É muito comum também, principalmente nos estados do Nordeste, onde a tradição é mantida, os filhos morarem com os pais, quando não na mesma casa mas, com muita frequência, no mesmo ambiente, quarteirão ou vizinhança.

VizinhosMuitos filhos são vizinhos dos seus pais. "Já morei fora e sozinho, em outro país, e lá sim é muito comum os filhos ficarem sós muito cedo, ao entrar na faculdade. Essa cultura talvez perdure ainda por algum tempo, principalmente pela questão financeira e ocupacional", destaca Walter Araújo.
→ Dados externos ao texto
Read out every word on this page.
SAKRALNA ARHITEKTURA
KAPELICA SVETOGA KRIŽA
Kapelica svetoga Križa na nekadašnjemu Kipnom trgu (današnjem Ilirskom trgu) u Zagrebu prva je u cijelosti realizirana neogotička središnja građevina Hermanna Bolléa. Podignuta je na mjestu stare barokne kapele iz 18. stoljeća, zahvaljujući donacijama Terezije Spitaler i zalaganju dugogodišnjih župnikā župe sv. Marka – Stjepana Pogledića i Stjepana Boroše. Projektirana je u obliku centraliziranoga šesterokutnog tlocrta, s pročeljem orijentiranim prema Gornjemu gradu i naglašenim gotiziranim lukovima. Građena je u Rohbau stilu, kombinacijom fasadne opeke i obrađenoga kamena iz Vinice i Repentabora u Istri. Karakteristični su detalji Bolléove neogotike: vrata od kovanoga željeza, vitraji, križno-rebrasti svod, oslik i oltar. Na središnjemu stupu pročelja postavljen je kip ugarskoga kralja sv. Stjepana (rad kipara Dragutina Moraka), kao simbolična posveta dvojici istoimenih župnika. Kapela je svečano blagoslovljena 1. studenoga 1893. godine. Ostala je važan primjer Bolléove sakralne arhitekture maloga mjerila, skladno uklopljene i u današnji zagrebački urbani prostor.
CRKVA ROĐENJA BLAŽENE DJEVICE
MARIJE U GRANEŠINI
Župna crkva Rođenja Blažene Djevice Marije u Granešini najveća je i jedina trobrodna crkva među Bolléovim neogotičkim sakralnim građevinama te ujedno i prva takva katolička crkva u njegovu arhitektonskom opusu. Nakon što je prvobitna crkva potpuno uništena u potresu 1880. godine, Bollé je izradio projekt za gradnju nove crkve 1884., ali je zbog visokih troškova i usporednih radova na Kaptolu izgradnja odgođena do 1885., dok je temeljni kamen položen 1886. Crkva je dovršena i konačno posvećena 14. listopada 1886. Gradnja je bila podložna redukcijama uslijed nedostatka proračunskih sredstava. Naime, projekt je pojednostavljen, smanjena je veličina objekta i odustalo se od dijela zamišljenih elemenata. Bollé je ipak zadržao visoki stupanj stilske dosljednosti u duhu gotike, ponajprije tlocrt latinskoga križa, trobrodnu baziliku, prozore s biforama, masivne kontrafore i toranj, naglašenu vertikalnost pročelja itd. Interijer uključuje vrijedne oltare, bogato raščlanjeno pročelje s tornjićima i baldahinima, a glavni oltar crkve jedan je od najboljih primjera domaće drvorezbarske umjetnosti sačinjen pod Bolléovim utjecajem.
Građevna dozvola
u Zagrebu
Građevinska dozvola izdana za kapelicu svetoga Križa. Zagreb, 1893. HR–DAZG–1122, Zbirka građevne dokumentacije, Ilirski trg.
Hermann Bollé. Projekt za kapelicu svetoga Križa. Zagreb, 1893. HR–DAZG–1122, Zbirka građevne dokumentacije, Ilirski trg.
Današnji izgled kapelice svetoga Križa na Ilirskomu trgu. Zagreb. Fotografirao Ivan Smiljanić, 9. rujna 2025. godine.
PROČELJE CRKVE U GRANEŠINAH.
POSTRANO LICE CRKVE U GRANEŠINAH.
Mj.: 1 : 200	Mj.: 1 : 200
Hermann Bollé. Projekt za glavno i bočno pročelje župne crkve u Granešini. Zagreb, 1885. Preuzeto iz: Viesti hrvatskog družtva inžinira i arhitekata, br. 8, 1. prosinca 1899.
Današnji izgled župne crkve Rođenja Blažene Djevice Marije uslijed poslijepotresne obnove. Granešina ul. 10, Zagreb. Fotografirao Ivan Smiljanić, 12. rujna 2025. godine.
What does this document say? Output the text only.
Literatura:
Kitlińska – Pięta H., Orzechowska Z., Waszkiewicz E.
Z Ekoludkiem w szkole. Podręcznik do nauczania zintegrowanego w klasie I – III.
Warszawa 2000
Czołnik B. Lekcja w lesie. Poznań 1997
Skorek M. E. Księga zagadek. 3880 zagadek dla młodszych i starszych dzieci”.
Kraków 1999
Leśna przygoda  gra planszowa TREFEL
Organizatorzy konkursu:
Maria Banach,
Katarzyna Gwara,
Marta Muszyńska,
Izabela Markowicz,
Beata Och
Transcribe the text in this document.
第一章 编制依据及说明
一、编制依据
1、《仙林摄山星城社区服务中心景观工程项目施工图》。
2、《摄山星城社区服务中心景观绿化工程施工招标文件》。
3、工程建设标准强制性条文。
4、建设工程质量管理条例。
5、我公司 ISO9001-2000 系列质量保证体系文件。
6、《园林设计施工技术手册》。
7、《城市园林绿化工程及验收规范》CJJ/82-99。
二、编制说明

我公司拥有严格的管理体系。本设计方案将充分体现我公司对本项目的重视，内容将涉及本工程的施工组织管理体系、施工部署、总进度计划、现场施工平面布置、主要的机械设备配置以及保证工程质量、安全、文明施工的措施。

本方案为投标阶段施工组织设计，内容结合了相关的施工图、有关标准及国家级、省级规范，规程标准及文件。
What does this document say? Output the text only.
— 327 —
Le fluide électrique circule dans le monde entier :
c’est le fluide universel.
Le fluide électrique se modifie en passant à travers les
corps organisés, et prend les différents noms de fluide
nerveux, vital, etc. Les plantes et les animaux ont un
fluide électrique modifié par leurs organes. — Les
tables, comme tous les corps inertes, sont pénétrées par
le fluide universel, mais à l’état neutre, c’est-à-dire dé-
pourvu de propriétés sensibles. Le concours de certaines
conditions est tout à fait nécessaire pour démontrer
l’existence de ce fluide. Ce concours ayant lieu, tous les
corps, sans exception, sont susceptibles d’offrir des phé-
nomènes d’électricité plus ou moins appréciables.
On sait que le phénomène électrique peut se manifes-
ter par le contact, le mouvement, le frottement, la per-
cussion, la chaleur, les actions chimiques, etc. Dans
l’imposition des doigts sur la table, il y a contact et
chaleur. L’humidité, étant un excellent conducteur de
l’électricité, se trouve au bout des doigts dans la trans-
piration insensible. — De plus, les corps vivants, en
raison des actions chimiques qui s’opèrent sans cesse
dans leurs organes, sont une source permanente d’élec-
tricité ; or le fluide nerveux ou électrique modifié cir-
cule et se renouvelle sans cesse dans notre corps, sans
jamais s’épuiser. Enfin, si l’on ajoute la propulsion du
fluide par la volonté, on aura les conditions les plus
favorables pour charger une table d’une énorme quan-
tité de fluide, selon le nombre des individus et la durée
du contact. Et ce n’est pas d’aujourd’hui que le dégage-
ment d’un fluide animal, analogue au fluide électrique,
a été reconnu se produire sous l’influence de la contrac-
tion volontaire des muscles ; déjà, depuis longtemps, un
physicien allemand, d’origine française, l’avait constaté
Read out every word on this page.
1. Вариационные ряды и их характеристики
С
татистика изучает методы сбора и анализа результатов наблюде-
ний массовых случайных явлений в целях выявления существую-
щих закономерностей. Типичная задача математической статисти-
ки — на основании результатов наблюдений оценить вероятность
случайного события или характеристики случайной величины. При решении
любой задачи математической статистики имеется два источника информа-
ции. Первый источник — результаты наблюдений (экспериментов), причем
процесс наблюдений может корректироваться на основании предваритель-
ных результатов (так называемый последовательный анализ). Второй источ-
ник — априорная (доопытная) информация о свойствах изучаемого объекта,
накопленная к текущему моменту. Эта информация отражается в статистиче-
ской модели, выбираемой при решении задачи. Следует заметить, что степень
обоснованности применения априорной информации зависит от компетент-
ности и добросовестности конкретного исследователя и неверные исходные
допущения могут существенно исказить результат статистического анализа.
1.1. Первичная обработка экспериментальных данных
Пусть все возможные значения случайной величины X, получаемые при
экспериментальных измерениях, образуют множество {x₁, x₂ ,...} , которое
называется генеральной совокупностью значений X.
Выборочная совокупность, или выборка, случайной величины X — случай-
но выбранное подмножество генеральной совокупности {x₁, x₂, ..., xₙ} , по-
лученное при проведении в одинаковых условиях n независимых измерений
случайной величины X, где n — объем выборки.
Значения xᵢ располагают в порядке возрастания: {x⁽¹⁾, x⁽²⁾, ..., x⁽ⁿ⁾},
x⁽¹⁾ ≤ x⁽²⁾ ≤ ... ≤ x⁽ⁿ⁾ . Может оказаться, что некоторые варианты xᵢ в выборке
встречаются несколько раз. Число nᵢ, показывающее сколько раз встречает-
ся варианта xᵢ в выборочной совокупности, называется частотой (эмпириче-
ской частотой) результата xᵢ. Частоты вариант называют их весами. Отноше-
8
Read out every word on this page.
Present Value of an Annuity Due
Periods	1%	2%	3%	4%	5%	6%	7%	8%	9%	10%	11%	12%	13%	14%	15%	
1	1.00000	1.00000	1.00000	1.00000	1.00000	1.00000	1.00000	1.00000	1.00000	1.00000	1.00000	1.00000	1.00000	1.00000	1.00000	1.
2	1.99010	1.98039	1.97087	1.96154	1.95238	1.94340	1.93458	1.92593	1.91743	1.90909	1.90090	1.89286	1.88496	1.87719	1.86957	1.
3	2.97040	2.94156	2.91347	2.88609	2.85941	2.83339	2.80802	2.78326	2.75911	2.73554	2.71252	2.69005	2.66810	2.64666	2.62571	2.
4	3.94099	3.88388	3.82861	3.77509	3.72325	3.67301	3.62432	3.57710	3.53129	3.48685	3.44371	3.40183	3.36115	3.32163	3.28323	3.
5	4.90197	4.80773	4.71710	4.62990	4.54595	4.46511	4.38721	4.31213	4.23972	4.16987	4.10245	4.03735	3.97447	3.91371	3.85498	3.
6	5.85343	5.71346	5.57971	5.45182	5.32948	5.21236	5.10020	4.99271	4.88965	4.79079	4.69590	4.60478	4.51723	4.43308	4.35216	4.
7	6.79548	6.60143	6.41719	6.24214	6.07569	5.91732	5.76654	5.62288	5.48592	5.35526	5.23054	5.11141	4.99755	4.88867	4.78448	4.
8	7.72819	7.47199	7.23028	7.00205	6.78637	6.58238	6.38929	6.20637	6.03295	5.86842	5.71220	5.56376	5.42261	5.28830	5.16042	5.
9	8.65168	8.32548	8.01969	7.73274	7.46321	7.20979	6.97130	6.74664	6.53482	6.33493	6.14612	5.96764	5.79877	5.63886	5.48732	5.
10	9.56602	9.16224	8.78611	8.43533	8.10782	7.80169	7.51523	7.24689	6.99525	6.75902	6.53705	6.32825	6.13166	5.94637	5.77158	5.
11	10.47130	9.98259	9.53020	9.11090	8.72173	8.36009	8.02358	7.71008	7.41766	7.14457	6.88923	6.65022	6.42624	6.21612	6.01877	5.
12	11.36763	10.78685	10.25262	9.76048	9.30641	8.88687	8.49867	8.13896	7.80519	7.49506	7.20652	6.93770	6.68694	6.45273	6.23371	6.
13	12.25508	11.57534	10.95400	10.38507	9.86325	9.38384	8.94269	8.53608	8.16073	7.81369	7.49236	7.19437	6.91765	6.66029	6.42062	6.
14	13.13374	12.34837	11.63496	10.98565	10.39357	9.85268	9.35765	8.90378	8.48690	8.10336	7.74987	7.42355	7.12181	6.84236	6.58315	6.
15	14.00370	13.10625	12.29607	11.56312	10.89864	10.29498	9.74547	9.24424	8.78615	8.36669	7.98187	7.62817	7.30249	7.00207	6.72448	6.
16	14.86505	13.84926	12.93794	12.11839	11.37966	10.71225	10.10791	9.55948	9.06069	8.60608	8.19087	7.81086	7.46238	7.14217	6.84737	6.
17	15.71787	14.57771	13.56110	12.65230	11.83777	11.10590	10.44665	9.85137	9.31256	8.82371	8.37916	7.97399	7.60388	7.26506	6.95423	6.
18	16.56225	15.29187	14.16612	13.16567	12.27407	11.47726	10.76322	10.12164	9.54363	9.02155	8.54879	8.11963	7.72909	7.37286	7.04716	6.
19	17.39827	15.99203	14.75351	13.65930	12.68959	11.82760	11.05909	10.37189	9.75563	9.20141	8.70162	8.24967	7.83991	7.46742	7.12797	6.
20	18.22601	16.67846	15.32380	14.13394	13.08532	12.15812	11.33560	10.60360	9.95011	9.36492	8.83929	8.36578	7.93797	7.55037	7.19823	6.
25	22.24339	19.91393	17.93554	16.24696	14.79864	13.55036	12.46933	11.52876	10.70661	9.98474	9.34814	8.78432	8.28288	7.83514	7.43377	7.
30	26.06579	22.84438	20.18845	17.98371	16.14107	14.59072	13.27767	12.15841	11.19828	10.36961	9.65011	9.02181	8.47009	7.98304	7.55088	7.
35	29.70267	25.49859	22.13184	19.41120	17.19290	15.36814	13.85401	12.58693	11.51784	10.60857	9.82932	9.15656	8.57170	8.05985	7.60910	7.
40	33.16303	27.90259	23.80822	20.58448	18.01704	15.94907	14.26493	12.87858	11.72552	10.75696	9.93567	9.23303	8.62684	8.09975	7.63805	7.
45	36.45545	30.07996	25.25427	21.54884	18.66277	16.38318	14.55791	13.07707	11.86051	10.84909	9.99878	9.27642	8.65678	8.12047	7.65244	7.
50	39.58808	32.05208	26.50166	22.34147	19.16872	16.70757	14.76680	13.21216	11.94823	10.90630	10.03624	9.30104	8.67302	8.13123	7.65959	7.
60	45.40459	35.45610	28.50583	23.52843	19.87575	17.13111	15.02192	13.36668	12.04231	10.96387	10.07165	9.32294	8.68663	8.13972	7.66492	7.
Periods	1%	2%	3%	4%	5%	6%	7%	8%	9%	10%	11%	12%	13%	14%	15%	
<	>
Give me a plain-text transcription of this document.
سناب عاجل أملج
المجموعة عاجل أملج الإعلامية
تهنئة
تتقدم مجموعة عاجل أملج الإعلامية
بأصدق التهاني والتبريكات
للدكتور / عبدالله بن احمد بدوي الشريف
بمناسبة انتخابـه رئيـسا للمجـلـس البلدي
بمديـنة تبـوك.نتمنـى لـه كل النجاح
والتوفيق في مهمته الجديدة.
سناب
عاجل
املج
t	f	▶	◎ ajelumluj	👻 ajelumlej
A psicoterapeuta de adolescentes e adultos, Anna Karynne Melo, justifica que cada pessoa vai encontrando as justificativas para se manter na relação de convivência familiar. Um dos motivos é o fato de ter que cuidar da mãe e do pai. "Eles incorporam o papel de cuidadores, no sentido de amparar os pais. A relação é de onipotência. Nenhum outro filho seria capaz de assumir essa função".

Os filhos acabam criando a fantasia de que se estiverem perto dos pais nada vai acontecer. Isso tem a ver com as necessidades deles de se manterem no mesmo formato de relação com os genitores". Para Anna Karynne, tudo recai sempre na questão de temer a perda. "Temos sempre a tendência de driblar o sofrimento e postergar o ficar sem algo", destaca.

De acordo com a psicoterapeuta de adolescentes e adultos, às vezes, é preciso de uma perda real para que os filhos cuidem da própria vida. A imaginária (apenas sair de casa) não é suficiente. "Existem vários casos em que as pessoas só viajam, estudam, casam-se, quando os pais morrem.